The first question I have to ask is why? Usually, the technology follows what you want to do. It depends on the context. As a former Social Studies teacher, I think I'd prefer to tackle the topic of racism personally and not do it using technology...unless there was a good reason for it.
I agree with Joel and Kelly, there are pitfalls in doing this online. There was a lesson at teaching tolerance though, that may have online applications. It was about shared anonymous journals. The students would be anonymous to each other (not to the teacher), and would read each others' journals (and the teacher would monitor them as well). This was intended to reduce bullying. It would also give lessons on tolerance if you have a mixed race/ethnicity school. I could see this also being done online in a blog or discussion forum.
Here it is: http://www.tolerance.org/teach/activities/activity.jsp?ar=783
I guess I wonder how the issue of racism or any -ism can be done comfortably? Usually any discussion of this sort has built in uncomfortableness as it makes us look inward at ourselves, something that many people are not comfortable at doing. Racism takes place in many ways and in many forms. To be proactive, we must realize that this is a societal problem that each of us must address. Sorry I haven't really helped, but it is an important issue and I'm glad you are trying to address it.
(switching over to a different kind of writing, in phrases)
I think kids are more comfortable doing the looking inwards (and outwards)
than adults are.
It may be fairly straightforward to get the children
into a sense of naturalness
of acknowledging differences
while honoring the differences (for the most part--unless the differences are harming others)
at the same time.
You are right.

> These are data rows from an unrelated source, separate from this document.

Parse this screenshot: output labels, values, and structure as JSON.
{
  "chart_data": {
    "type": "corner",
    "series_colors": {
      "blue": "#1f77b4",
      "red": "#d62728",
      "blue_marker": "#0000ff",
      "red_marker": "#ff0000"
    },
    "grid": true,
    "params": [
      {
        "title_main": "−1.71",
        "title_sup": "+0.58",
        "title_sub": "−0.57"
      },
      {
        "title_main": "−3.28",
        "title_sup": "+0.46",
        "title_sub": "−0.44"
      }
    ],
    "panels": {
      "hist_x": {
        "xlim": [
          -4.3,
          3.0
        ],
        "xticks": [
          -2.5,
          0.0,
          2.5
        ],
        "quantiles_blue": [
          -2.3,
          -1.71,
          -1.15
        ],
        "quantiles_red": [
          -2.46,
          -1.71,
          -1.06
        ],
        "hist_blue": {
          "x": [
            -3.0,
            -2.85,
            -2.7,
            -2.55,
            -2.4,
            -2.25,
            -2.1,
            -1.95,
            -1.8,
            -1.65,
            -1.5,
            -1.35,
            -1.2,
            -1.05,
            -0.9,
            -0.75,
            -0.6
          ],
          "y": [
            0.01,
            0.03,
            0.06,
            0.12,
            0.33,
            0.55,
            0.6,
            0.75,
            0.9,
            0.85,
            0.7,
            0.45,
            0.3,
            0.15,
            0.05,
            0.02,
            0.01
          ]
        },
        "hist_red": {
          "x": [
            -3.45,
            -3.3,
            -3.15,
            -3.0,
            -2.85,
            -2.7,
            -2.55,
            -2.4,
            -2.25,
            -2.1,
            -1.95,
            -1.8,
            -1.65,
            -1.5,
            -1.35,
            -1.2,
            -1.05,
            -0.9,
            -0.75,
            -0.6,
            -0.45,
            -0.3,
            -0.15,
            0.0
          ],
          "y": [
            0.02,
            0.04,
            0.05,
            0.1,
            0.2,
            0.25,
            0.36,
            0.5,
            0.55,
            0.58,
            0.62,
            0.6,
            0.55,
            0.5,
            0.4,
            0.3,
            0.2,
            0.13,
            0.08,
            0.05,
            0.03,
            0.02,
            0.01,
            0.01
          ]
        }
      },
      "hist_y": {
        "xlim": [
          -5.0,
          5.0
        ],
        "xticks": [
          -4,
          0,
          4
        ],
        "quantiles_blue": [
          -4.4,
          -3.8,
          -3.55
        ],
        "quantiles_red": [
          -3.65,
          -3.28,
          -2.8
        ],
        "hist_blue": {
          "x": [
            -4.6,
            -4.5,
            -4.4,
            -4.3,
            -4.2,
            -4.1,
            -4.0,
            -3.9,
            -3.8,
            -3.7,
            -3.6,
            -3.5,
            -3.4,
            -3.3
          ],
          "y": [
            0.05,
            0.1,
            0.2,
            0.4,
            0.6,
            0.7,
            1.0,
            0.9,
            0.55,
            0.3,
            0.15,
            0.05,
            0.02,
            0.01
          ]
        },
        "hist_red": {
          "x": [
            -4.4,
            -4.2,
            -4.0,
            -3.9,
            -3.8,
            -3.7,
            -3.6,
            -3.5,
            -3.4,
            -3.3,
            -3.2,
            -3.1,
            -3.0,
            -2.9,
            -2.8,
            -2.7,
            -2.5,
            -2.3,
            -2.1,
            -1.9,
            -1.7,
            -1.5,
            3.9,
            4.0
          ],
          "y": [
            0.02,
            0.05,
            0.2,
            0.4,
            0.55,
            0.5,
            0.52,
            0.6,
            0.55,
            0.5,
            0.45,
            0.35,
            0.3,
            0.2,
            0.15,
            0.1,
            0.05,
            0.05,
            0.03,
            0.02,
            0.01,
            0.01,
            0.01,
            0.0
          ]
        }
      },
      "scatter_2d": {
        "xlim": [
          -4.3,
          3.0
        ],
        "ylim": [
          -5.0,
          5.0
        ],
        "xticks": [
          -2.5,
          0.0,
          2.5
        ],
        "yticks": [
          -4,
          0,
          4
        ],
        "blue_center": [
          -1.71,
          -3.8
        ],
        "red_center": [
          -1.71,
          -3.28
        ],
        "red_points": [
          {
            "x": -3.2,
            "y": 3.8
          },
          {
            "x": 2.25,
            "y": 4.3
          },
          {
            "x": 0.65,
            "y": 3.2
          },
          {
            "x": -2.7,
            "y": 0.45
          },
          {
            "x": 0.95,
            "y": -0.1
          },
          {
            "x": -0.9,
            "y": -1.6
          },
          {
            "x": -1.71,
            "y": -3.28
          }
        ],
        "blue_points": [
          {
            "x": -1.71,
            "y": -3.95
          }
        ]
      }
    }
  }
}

This is a societal problem we must address.
I think kids have to learn prejudices
or instead learn to accept the beauty of a fabric composed of different threads
The kids don't come "preset" (onto this earth) either way, as a given. The younger we can get them, the more this is true.
If we just acknowledge--and to the extent we can, celebrate--differences
we're moving in the right direction.
We also used voicethread to display students opinion of Ethics and Values in Sport. We were not directly tackling racism but rather discussing racism in sport, it was just one topic that was drawn out of the unit.